While in Cayo Largo we also got talking to a few Canadians who regularly visit Cuba. They told us stories that they've learnt from friends in Cuba. In the tower blocks in the cities, there is a warden on each floor, it is their job to know every detail about each resident on their floor. If a resident has a new bag or trainers for example, the warden will ask them where they got them from. The Cuban must tell the warden, usually they get these items from friends who come back to Cuba or from hotel guests. The warden writes down the name of the person, and where they got the 'luxury' item, and it all goes on record.

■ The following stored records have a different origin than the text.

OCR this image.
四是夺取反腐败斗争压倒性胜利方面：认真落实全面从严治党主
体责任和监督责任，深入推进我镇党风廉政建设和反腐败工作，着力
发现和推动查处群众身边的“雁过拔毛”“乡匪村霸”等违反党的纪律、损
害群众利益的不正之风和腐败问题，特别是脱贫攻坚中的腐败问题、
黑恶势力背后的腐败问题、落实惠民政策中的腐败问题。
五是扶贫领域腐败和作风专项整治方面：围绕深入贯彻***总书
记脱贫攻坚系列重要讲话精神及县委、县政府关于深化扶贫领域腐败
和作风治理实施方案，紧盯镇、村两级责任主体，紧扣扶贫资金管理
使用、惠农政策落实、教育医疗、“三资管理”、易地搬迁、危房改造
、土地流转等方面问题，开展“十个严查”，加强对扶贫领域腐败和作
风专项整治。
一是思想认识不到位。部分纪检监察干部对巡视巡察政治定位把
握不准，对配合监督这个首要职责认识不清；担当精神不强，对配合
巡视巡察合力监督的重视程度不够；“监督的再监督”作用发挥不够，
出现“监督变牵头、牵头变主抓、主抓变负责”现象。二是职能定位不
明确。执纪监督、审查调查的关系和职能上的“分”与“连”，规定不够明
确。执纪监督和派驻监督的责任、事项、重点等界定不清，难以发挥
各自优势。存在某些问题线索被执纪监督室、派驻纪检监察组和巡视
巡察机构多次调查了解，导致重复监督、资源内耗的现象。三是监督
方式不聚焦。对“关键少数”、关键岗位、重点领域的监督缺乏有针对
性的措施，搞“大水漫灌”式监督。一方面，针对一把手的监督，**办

Fabrica de Arte Cubana is an amazing place, it was really eye-opening to see a different side of Cuba to the stereotypical one we'd imagined. If you're visiting Cuba, I'd definitely recommend a visit; interesting art, cheap drinks, and awesome music. What more could you want?
I hope this post was interesting and insightful as to how things are politically in Cuba. the Alejandro's did assure us though that it has been much better since Raul Castro came to power, apparently Fidel was much more of a tyrant. Since Raul came to power Cubans are now allowed their own businesses (Casa Particular's and Paladares - B&B's and restaurants), new cars from Japan and Europe are gradually being imported into the country, and they're allowed a little more freedom. But there's still a long way to go before Cuba is even remotely up with the modern world and treats it's people as every human deserves to be treated. It's simply the basic human rights that they lack, and it really is disgraceful.